After the agreed resolution of the refund case, Ms. Greenwald, who was represented by a low-income taxpayer clinic, filed a motion for attorney’s fees in the amount of $37,505 as the prevailing party under section 7430. You might question why attorney’s fees and costs of $37,505 for a case involving a refund of $10,000 being handled by a low-income tax clinic. The statute allows the court to award attorney’s fees for pro bono services. The government responded that no qualified offer was ever sent because the IRS had no record of it, and if one was sent, it was sent to the wrong address and therefore was a not a qualified offer.

This is the where the lesson from Greenwald kicks in. Ms. Greenwald and her advisors kept very good records and could prove that a qualified settlement offer (1) had been sent by certified mail, (2) had been received by the IRS, and (3) although the settlement offer had been sent to the wrong address, a PO Box instead of a street address, that the letter was forward to the correct address. Instead of being placed in the IRS file, the settlement offer had simply been lost or misplaced by the IRS. As a result, Ms. Greenwald and the low-income tax clinic were awarded attorney’s fees and costs.
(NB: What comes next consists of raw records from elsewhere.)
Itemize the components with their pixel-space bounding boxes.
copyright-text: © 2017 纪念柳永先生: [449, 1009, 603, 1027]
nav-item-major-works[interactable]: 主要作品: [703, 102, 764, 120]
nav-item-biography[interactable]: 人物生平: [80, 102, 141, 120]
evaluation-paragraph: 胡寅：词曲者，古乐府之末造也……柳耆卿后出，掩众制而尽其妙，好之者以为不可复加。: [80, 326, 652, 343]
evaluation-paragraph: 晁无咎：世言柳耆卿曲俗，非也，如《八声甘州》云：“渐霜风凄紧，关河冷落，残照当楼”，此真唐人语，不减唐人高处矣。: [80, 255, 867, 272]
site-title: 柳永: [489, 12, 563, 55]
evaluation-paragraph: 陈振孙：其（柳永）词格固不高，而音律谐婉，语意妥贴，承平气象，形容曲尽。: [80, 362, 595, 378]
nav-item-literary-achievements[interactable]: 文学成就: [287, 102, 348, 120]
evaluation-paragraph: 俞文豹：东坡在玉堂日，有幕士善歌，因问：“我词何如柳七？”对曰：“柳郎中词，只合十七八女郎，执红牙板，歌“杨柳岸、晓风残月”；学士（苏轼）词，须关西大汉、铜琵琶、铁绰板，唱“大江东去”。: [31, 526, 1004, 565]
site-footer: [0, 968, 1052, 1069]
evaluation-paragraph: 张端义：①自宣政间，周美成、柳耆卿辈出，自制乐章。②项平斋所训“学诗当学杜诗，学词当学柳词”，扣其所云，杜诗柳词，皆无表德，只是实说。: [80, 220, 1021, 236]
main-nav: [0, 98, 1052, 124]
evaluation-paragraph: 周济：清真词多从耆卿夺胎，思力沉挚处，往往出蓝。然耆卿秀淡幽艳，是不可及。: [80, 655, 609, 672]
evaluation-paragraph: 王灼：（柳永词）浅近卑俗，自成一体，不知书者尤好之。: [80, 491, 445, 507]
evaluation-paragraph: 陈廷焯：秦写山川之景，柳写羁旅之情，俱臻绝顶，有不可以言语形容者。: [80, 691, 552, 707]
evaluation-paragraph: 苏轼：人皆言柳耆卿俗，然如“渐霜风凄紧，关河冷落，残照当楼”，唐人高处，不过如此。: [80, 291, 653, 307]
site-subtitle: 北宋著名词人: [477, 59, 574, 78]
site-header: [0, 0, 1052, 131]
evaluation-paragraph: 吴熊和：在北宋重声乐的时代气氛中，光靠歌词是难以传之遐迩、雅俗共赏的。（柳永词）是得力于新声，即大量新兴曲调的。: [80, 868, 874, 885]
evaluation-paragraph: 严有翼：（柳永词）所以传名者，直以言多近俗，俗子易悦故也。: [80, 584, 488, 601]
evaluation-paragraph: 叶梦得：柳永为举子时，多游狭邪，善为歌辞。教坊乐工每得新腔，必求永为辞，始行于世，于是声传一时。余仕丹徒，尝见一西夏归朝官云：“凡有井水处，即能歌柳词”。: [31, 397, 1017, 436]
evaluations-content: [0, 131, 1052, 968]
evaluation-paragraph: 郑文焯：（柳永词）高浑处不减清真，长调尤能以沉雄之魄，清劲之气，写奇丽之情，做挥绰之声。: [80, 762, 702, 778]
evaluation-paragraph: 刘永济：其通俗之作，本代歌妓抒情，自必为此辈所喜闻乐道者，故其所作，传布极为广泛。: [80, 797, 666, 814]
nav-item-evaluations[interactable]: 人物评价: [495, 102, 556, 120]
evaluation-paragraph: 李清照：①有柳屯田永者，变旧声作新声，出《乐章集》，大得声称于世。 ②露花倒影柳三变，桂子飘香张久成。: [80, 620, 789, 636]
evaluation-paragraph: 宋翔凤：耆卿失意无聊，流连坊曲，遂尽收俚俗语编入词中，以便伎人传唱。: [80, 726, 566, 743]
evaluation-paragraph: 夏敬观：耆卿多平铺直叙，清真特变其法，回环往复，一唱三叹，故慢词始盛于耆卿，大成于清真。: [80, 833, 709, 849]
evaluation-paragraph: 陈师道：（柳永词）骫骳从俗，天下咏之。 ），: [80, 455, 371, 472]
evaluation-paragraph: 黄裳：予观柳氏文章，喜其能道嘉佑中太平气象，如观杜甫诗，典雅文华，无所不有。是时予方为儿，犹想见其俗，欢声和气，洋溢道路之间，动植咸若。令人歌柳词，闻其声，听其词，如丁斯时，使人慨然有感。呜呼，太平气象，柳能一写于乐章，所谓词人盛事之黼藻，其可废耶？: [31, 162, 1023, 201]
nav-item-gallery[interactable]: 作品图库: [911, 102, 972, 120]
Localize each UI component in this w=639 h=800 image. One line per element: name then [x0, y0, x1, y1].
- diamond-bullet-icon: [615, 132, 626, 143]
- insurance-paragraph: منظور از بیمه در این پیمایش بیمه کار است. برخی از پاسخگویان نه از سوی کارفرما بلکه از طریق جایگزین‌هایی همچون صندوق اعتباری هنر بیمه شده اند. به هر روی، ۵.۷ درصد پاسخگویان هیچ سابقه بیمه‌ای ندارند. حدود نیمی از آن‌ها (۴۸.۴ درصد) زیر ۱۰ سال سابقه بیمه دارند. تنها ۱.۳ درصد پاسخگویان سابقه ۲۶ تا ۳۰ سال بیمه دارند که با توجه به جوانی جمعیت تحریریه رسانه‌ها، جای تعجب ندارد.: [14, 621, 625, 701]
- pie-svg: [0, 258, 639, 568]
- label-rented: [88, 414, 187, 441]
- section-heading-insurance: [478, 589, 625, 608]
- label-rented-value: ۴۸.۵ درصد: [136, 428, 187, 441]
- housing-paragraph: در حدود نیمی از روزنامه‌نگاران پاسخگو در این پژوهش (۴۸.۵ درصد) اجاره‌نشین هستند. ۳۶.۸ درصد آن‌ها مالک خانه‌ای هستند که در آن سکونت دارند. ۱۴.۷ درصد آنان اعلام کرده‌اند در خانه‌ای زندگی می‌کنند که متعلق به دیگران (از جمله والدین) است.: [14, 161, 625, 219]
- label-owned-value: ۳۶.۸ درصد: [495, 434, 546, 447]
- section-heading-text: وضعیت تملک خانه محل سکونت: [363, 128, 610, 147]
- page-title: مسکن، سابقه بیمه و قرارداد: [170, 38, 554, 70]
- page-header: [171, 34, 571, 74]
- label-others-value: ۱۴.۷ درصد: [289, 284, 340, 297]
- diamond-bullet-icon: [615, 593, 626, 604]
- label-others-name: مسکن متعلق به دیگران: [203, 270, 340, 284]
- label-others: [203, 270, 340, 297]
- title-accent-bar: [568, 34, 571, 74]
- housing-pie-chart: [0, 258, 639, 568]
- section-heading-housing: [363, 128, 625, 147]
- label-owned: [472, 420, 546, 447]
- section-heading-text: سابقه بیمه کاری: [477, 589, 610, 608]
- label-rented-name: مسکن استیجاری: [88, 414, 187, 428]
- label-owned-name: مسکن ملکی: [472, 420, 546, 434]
It is not surprising to most tax professionals that the IRS could not find the Ms. Greenwald’s qualified settlement offer letter. In recent years it has become more common to receive an IRS letter stating they received but cannot find a taxpayer’s form or correspondence or can’t find a record although there is evidence it was received by the IRS. I don’t know how many times I have received a response from the IRS that references a date of a correspondence or contact from me that does not correspond to any letter or contact from me.

Greenwald shows how important it is to keep detailed and meticulous records of communication with the IRS and to send correspondence to the IRS in a manner that can be tracked if necessary.